A bouquet of flowers, placed in a carafe on the larger table, comes over onto ours, preceded by an agreeable perfume. Stems of flowers are placed in the mouth of No. 5; and No. 8 is hit by a rubber ball, which rebounds upon the table. The carafe comes over to join the flowers on our table; it is then immediately lifted and put to the mouth of the medium, and she is made to drink from it twice; between the two times it sinks down to the table and stands there for a moment right side up. We distinctly hear the swallowing of the water, after which Mme. Paladino asks some one to wipe her mouth with a handkerchief. Finally, the carafe returns to the large table.

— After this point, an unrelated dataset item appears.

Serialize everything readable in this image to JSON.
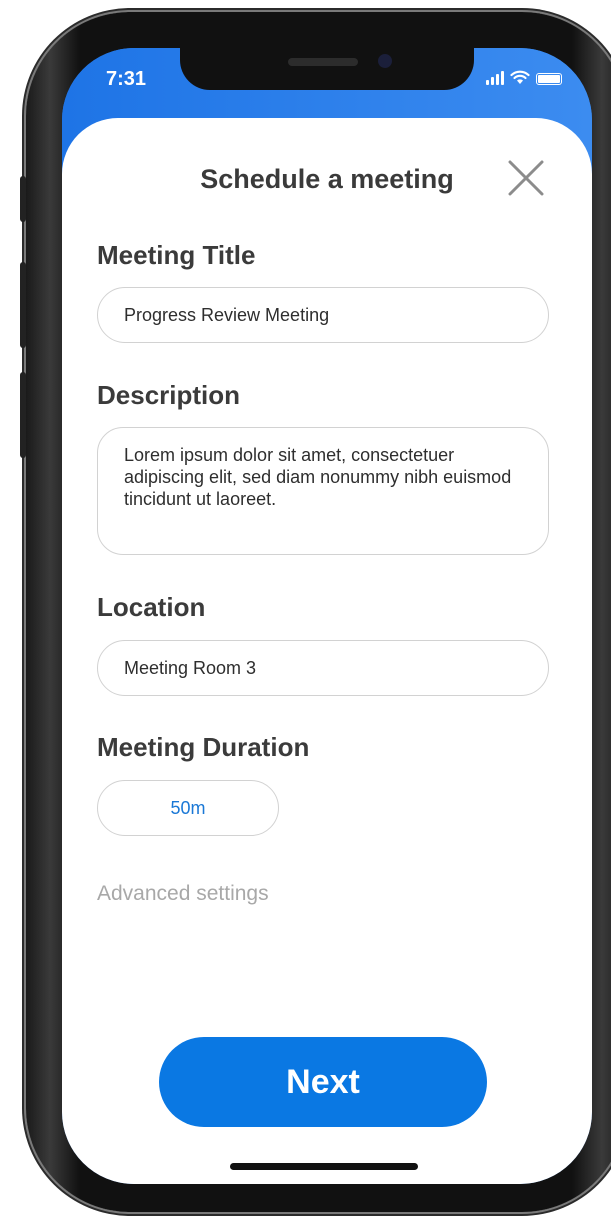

But a transfer of a totally different character is effected in the following way. I had complained several times that my position in the chain at a distance from the medium had hindered me from being touched during the séance. Suddenly, I hear a noise on the wall of the room, followed by the tinkling of the strings of the guitar, which vibrate as if some one were trying to take down the instrument from the wall on which it hung. At last the effort succeeds, and the guitar comes toward me in an oblique direction. I distinctly saw it come between me and No. 8, with a rapidity which rendered the impact of it rather unpleasant. Not being able at first to account to myself for this dim black object which was driving at me, I slipped to one side (No. 8 was seated at my left). Then the guitar, changing its route, struck forcibly with its handle three blows upon my forehead (which remained a little bruised for two or three days), after which it came to a rest with delicate precision upon the table. It did not remain there very long before it began to circle about the hall, with a rotation to the right, quite high above our heads, and at great speed.

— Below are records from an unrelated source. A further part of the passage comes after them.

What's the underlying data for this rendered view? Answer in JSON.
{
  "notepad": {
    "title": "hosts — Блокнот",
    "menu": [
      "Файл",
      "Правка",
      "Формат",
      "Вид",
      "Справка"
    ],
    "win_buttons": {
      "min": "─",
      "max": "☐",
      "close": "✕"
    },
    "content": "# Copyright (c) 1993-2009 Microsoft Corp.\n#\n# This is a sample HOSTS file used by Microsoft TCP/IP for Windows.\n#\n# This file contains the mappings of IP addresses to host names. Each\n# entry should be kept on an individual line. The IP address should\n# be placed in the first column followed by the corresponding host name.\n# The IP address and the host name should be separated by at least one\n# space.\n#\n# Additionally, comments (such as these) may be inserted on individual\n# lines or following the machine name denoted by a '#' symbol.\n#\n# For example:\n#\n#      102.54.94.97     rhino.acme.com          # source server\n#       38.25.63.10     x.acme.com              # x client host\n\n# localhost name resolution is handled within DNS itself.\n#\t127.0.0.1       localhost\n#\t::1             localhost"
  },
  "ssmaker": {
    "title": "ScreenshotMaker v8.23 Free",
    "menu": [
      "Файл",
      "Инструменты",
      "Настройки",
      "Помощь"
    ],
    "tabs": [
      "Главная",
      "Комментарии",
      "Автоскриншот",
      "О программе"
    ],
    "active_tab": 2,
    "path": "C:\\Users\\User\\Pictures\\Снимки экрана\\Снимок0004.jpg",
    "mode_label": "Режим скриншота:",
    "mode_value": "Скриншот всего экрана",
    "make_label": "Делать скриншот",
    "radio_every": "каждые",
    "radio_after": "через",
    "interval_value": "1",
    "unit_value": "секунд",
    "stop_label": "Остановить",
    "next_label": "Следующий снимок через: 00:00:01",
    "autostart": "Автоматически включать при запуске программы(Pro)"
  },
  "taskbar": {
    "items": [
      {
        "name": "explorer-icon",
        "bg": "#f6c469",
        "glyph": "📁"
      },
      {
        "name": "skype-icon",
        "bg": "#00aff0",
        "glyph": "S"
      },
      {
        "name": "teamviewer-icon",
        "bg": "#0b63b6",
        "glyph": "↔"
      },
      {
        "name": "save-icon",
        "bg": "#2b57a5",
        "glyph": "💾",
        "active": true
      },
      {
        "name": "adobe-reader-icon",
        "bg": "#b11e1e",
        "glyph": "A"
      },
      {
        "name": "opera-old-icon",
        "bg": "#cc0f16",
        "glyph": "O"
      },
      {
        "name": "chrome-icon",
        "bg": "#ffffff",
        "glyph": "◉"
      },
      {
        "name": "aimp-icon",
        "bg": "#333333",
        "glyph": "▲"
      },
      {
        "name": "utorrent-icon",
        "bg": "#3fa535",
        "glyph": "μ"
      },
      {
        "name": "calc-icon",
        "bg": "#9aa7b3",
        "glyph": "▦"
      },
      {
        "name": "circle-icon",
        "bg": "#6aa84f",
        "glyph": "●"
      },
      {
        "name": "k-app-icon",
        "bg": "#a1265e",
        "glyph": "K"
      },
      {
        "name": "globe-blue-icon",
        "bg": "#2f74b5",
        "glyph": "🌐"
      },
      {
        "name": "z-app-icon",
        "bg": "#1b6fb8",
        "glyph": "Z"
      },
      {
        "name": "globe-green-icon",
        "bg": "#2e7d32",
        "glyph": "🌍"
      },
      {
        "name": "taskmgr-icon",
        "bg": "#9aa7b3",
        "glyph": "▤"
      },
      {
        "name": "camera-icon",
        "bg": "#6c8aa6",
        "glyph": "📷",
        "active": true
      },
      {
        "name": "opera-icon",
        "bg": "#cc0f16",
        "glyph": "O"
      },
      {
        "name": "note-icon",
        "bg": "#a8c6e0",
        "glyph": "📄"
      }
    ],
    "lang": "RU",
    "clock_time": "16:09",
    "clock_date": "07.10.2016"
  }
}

It is proper to remark that, in this rotation of the guitar, the vibration of its own strings was added to the sound of the tambourine struck sometimes on one side, sometimes on the other, in the air; and the guitar, bulky as it was, never once struck the central supporting electric-light rod, nor the three gas lamps fixed on the walls of the chamber. When we take into consideration the contracted dimensions of the room, we see that it was very difficult to avoid these obstacles, since the space remaining free was very limited.

The guitar took its flight twice around the room, coming to a stand-still (between the two times) in the middle of the table, where finally it came to a rest. In a final supreme effort, Eusapia turns toward the left, where upon a table is a typewriting machine weighing fifteen pounds. During the effort the medium falls exhausted and nervous upon the floor; but the machine rises from its place and betakes itself to the middle of our table, near the guitar.

In full light, Eusapia calls M. Morselli, and, controlled by the two persons next her, brings him with her toward the table, upon which is placed a mass of modelling-plaster. She takes his open hand and pushes it three times toward the plaster, as if to sink the hand into it and leave upon it an impression. M. Morselli's hand remains at a distance of more than four inches from the mass: nevertheless, at the end of the séance, the experimenters ascertain that the lump of plaster contains the impression of three fingers,—deeper prints than it is possible to obtain directly by means of voluntary pressure.

The medium lifts her two hands, all the time clasped in mine and in those of No. 5 (Morselli), and uttering groans, cries, exhortations, she rises with her chair, so far as to place its two feet and the ends of its two front cross-bars upon the top of the table. It was a moment of great anxiety. The levitation was accomplished rapidly, but without any jarring or jolting or jerking. In other words, if, in an effort of extreme distrust you insisted on supposing that she employed some artifice to obtain the result, you would rather have to think of a pulling up, by means of a cord and pulley, rather than of a pushing from beneath.

But neither of these hypotheses can stand the most elementary examination of the facts....

There is more to follow. Eusapia was lifted up still farther with her chair, from the upper part of the table, in such a way that No. 11 on one side and I on the other were able to pass our hands under her feet and under those of the chair.

Moreover, the fact that the posterior feet of the chair were entirely off of the table, without any visible support makes this levitation still more irreconcilable with the supposition that Eusapia could have made her body and the chair take an upward leap.

M. Porro judges that this phenomenon is one of those which are less easily explained if we decline to have recourse to the Spiritualistic hypothesis. It is a little like the man who fell into the water and thought he could pull himself out by his own hair.